Success and the SEO User Experience

In the ever-changing evolution of SEO, the focus has finally come full circle – where it should have been from the beginning – with the user experience (UX) being mapped into the formula.

The marriage of UX and SEO means it’s a mutually beneficial union. Search engine results pages (SERPs) today use many factors. Quality content, engaging information, security, speed and mobile-friendly sites will rank high. All of these things should now gear towards making visitors want to stay and engage on your site. The common goal? Give users the best experience and they will want to stay, return and share their experience (and your product and services) with others. Take it from the Astros – that’s home run baseball, right there.

Provided below are some essentials that impact the UX and SEO experience.

Headings

Printed documents use headings to designate specific information and the headings of a web page easily enable search engine crawlers and visitors to parse your content. Designating paragraphs and sections should be done with headings <h1>, <h2>, <h3>, <h4>, <h5> and <h6> for both readers and search engines. They should show a logical hierarchy around your content.
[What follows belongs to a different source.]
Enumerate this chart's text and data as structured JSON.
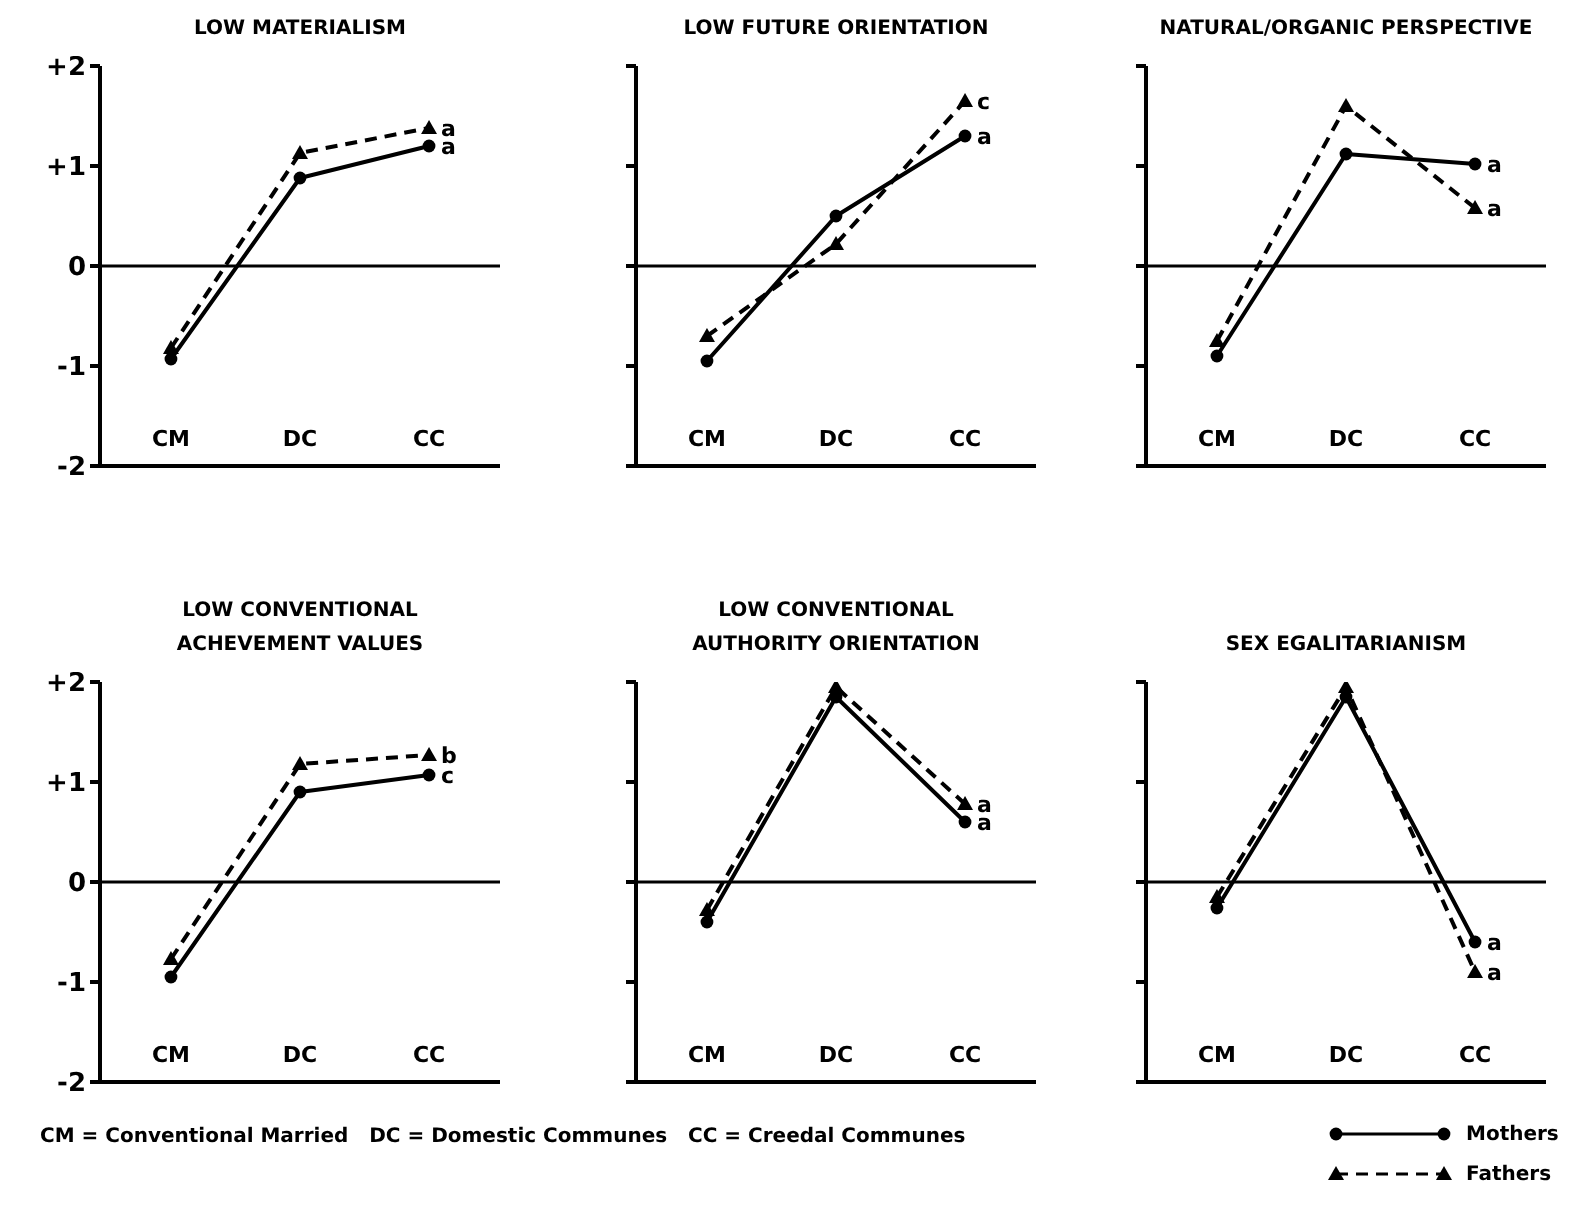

The h1 tag should be used one per page, like the chapter titles of a book. Headers h2-h6 should help layout and establish the remainder of the page, accordingly.

Site Structure and Navigation

Don’t let your site structure be the bad GPS that leads users – and search engines – to the edge of a cliff. Lots of users will not see your homepage first. Having an easy-to-navigate site is a serious requirement for users and search engine crawlers.

A long list of options, popups or dead ends are suicide to aiding users that might be interested in your site. Any deviations from this simple recipe can prove disastrous to a once interested customer. If your dropdowns or menus literally fill the entire screen, no one can read content hiding behind it. This is what is known as a poor user experience. Your users will leave and never look back.

The bonus to cleaning site structure and navigations is having sitelinks that appear on Google search results. This can lead to greater real estate on result pages and more clicks for you.

User Signals

Google may deny that user signals like bounce rate or time on site direct ranking factors but actual studies say differently. The see-all/know-all hand of Google is watching – don’t get caught cheating on this one. Ensure your ducks are in a row for five-star reviews, posts on Google My Business that visitors click and that mobile devices can use the click-to-call feature to dial your company.

Site Speed

This long ranking factor of Google search now has bragging rights for mobile page speed (rather than desktop) that will soon be used for ranking. Quick loading speed and mobile experience will soon be the two pieces of bread that make a sandwich – necessary.

Don’t feel behind on the times. Even large businesses with huge IT and development budgets still have speed issues. Just something to keep in mind especially if you have a content-heavy site.

The Mobile Experience

Speed should already jump into your first thoughts about a mobile experience. Next, look, feel, navigation, text and images. In 2015, see-all/know-all Google releases a mobile-friendly update and SEO has taken note. Next year in 2018, there is rumored to be a mobile-first index release and your mobile site will be considered your main site – making it all the more crucial.

If you follow a formula that allows for smart and simple designs that follow the rules, it will go a long way to make Google happy – and your users, too!